Monitor de Consumo Bancario

La re­forma de la ley se li­mi­tará a un tes­ti­mo­nial puñado de ar­tículos

Justicia le para los pies a De Guindos y su revolución hipotecaria

La banca in­siste pero no logra in­tro­ducir la al­ter­na­tiva al ac­tual Euríbor

deguindos
Luis De Guindos, ministro.

“Apenas ocho, 10 ó 12 ar­tícu­los”. Son pa­la­bras del mi­nistro Luis De Guindos sobre el al­cance real que tendrá la re­forma ‘en pro­fun­di­dad’ de la Ley Hipotecaria im­pul­sada por el mi­nis­terio de Economía que en­ca­beza, y que ha sido fre­nada en seco por otro mi­nis­te­rio, el de Justicia. Éste ha lo­grado hacer valer su cri­te­rio: las mo­di­fi­ca­ciones en la re­dac­ción del ar­ti­cu­lado deben li­mi­tarse a la trans­po­si­ción de la di­rec­tiva eu­ropea sobre con­tratos de cré­dito.

Tampoco se incluirá un indicador de referencia diferente al Euribor, para disgusto del sector financiero.

No está el horno para bollos

Justicia se opone a introducir modificaciones de calado en la Ley en un momento en que la conflictividad social por los desahucios y las cláusulas abusivas sigue estando al rojo vivo. Una opinión que comparte la patronal bancaria, que a través de su presidente, José María Roldán, ha declarado que abordar ahora una reforma que ponga patas arriba la normativa hipotecaría podría ser peligroso para un mercado que vuelve a funcionar de “manera eficiente”.

Será, pues, el ministerio de Justicia el que lleve la voz cantante en la tramitación de la reforma, que según las previsiones se enviará a las Cortes en abril o mayo para que sea debatida. Una vez aprobada, constituirá la transposición a nuestro ordenamiento jurídico de la directiva europea que busca la unificación del mercado de créditos.

La norma comunitaria prevé una serie de garantías de protección a los consumidores orientadas a prevenir los desmanes que se convirtieron en habituales durante los años previos a la crisis: las entidades deberán facilitar a los usuarios de créditos para bienes inmuebles la misma información que figure en la publicidad. Igualmente, estarán obligadas a proporcionar una ficha con información “pormenorizada” sobre el contrato.
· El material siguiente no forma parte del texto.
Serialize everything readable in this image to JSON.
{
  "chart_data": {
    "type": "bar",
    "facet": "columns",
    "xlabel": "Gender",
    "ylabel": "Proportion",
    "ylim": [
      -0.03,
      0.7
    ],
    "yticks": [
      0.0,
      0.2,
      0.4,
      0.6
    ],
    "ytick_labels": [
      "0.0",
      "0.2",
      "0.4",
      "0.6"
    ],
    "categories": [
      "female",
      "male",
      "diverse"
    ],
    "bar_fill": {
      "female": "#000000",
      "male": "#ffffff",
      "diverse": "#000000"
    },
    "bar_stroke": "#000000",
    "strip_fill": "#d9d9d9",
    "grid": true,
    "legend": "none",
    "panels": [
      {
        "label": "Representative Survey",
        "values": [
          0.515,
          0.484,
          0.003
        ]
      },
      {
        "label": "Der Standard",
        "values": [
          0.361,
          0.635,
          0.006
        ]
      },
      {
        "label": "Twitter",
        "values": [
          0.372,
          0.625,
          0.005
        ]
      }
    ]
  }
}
Otras obligaciones para las entidades prestamistas que consagra la directiva serán crear una base común para calcular la tasa anual equivalente (TAE) excluidos los gastos notariales, además de una correcta valoración de la solvencia del consumidor antes de conceder un crédito.
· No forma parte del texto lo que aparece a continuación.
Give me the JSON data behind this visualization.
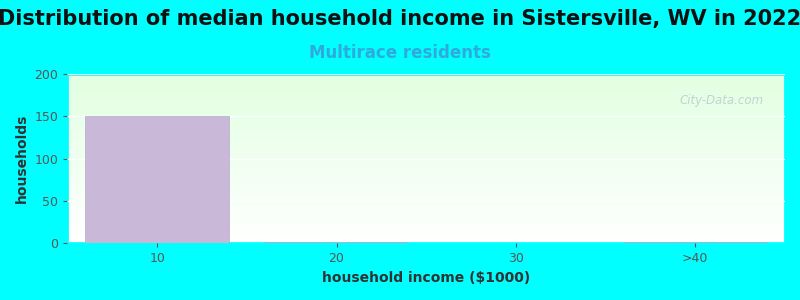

Los criterios para esta evaluación serán los ingresos, gastos y capacidad económica del deudor, en lugar del “valor presente o futuro del bien inmueble”, como sucedía en los tiempos de la burbuja. De esta manera se pretende evitar que los bancos hinchen las tasaciones.

La directiva contempla también otras mejoras, como la prohibición de condicionar la concesión de la hipoteca a la contratación de otros productos de la entidad. Asimismo, deja abierta la posibilidad de la dación en pago al no permitir que se coarte la libertad de las partes para acordar que la deuda quede satisfecha con la transferencia de la garantía al prestamista.

Adiós al nuevo índice La oposición del PSOE ha sido determinante para que el Gobierno renuncie a la introducción de un nuevo indicador de referencia alternativo al Euribor. La pelota queda así en el tejado de las entidades, que tendrán que tomar la iniciativa para volver a hacer florecer la rentabilidad del mercado de créditos.

Las fuentes consultadas con la prensa hacen referencia al alto coste político que habría supuesto satisfacer las demandas de la banca en este sentido, ya que el Euribor se encuentra en los niveles más bajos de su historia, con lo que la creación de un nuevo índice no haría sino encarecer las hipotecas.